New PSNI Chief Constable Jon Boutcher is – as was every one of his predecessors – answerable to a higher power than the people he was appointed to protect and serve, whether he likes it or not. He did not create the sinister and disturbing set of circumstances facing him in the High Court case of Paul ‘Topper’ Thompson.

Nevertheless, he is content to continue to pursue a course of action in this case and others that with every new attempt to hide the past brings nearer the day when victims of state skullduggery and their many supporters will cry ‘Enough is enough.’

The decision by nationalists and republicans 17 years ago to give their support to untested new policing arrangements was a tremendous act of faith given the vast and roiling ocean of RUC crime and conspiracy that needed to be navigated. Not only has that ocean not been crossed, the ship hasn’t even left the port.
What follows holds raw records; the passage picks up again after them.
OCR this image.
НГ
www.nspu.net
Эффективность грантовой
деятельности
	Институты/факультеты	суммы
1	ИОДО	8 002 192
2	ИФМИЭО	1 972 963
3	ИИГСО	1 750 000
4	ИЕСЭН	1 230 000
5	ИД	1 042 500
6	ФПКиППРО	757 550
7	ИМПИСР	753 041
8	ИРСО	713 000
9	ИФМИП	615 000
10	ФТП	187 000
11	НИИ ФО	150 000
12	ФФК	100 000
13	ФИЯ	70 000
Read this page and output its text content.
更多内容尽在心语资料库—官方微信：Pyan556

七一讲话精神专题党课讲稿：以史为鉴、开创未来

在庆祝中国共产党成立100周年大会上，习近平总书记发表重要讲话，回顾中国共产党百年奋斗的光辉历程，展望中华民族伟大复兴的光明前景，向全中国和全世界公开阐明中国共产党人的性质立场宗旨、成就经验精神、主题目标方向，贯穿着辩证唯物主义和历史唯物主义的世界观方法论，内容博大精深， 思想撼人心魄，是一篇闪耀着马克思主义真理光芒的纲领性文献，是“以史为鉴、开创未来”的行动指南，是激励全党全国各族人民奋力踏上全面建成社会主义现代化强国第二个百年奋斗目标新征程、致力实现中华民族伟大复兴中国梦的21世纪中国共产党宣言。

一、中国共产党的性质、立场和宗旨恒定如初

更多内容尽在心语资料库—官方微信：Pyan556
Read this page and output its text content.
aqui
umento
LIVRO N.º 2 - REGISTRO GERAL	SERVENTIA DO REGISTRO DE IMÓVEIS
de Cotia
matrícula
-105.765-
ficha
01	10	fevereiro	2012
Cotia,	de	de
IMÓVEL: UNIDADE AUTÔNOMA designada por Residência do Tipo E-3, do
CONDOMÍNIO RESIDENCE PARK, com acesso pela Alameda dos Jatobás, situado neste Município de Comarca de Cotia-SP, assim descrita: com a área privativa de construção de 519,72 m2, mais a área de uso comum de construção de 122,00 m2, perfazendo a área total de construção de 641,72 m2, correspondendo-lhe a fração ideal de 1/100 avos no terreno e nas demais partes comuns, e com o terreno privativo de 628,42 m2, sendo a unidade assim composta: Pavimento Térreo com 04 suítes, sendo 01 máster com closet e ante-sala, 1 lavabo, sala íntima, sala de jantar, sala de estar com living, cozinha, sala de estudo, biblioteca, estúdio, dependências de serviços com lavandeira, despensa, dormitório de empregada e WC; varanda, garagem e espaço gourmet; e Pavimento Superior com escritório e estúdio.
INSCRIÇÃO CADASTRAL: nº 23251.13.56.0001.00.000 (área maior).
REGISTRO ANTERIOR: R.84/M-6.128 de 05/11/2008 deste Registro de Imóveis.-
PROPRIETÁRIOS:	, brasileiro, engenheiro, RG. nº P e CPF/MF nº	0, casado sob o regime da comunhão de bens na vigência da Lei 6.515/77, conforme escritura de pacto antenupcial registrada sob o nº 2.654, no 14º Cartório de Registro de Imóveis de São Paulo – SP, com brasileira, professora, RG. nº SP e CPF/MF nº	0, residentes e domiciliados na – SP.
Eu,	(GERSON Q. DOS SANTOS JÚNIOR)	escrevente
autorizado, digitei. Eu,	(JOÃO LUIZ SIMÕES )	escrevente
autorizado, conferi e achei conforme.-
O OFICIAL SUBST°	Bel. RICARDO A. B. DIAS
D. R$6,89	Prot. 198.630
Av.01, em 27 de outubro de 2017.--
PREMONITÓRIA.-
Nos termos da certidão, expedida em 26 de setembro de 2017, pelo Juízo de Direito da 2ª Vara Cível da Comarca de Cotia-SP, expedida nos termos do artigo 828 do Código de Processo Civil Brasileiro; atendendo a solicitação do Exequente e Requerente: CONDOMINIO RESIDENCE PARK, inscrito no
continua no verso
The PSNI has been tested over and over again  – and over and over again it has failed miserably to deliver the new start that was the bright foundational promise to which the new force owed its existence. What it has delivered in spades is an unshakable commitment to obstruction and silence.

While Mr Boutcher is largely free of the grim baggage of RUC loyalty which continues to weigh down senior officers around him, he has already shown himself to be as unwilling as any who have gone before to break the chain of unquestioning acceptance of the number one state imperative: the concealment of its role as a deadly conflict protagonist.

When it comes to the issue of legacy, the public square is paved with rancour,  the media discourse spiked with bitterness, in large part because as long as state actors like the PSNI refuse to give us the truth, we go on being tortured on the rack of uncertainty.

But while we struggle painfully and publicly to deal with the past, out of sight the PSNI continues to do a massively effective job of taking care of its own legacy. While the mortality meter ticks inexorably for older relatives hoping against hope for justice in the years left to them, the PSNI deploys huge state resources to ensure the meter wins and truth stays hidden.

The RUC signs came down from outside the stations in 2007, but behind the scenes they are still being loyally cherished and polished. Mr Boutcher should know there’s a meter on the PSNI too. And it’s ticking ever louder.